Largo da Batata is a public square located in the district of Pinheiros, in the Brazilian city of São Paulo. It is located at the confluence of Brigadeiro Faria Lima Avenue and the streets Pinheiros, Teodoro Sampaio, Cardeal Arcoverde, Baltazar Carrasco, Martim Carrasco, Chopin Tavares de Lima and Fernão Dias.

The Metro Line 4 Faria Lima Station and the Largo da Batata bus terminal (under construction) are located there. Largo da Batata has become a rallying point for political demonstrations.

== History ==
There are records of the region's occupation by native people around 1560, the year that marks the foundation of the district of Pinheiros. The Guayana Indians were transferred from the village of São Paulo de Piratininga to the region, where the chapel of Nossa Senhora da Conceição was founded by Jesuits José de Anchieta and Manuel da Nóbrega.

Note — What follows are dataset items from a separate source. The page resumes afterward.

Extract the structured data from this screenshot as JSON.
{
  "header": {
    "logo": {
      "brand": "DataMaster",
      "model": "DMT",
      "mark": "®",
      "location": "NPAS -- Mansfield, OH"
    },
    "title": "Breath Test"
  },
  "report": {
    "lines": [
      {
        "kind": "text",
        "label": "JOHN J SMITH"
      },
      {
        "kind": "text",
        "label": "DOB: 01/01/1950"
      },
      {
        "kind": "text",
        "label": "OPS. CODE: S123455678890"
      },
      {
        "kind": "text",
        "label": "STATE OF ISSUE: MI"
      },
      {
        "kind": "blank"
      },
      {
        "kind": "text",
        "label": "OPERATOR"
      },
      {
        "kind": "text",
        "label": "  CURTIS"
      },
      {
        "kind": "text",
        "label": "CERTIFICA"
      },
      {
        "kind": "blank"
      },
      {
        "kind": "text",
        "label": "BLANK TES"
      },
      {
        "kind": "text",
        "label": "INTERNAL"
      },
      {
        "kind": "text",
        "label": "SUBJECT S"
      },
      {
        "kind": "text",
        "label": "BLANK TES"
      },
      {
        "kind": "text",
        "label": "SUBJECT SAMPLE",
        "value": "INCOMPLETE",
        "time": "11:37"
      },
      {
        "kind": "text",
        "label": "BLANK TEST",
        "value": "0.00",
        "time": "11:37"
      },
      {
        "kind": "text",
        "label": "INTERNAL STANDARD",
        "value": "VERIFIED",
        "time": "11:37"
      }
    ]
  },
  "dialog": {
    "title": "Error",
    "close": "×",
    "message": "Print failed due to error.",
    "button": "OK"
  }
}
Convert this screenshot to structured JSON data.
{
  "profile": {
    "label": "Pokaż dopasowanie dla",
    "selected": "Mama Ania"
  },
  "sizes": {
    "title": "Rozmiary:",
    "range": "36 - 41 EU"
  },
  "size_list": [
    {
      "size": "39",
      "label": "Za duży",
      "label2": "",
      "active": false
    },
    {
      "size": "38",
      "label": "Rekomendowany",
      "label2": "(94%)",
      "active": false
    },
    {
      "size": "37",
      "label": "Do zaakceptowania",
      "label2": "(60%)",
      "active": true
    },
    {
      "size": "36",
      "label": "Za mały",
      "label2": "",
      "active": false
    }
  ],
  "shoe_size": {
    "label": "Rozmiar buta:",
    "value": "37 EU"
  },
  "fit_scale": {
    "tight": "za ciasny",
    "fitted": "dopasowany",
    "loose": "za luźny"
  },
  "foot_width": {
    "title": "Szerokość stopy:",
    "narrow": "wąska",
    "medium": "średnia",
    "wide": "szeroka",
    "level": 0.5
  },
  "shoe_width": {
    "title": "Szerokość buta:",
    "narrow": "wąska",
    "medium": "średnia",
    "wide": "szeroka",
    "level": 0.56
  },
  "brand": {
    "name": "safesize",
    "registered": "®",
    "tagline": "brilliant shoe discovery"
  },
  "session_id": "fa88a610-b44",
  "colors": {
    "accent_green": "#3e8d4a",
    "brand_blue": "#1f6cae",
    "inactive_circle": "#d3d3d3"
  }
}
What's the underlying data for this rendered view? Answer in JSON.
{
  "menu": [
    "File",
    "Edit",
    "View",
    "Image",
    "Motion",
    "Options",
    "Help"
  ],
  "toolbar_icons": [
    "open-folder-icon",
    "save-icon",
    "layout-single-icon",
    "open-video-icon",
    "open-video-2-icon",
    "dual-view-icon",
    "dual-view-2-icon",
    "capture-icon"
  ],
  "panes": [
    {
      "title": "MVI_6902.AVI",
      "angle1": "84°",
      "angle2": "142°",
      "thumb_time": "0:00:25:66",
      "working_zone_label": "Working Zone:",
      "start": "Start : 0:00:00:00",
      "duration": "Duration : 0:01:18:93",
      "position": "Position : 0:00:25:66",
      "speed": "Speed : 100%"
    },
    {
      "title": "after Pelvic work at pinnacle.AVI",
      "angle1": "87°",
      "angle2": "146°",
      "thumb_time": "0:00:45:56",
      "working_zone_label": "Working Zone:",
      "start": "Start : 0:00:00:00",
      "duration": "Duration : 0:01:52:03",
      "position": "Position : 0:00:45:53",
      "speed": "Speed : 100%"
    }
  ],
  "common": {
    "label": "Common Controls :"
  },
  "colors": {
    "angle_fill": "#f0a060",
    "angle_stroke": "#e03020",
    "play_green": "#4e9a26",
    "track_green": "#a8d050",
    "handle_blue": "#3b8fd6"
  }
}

In the 20th century, a market for agricultural products, known as the Mercado Caipira, was established in the region and, from 1909, a municipal market was built. The place has been known as Largo da Batata (Potato Square or Potato Plaza) since the 1920s because it concentrated potato vendors near the Cooperativa Agrícola de Cotia (Cotia Agricultural Cooperative) stand. However, the square only received the name officially in July 2012, by Law nº 15.615 / 2012.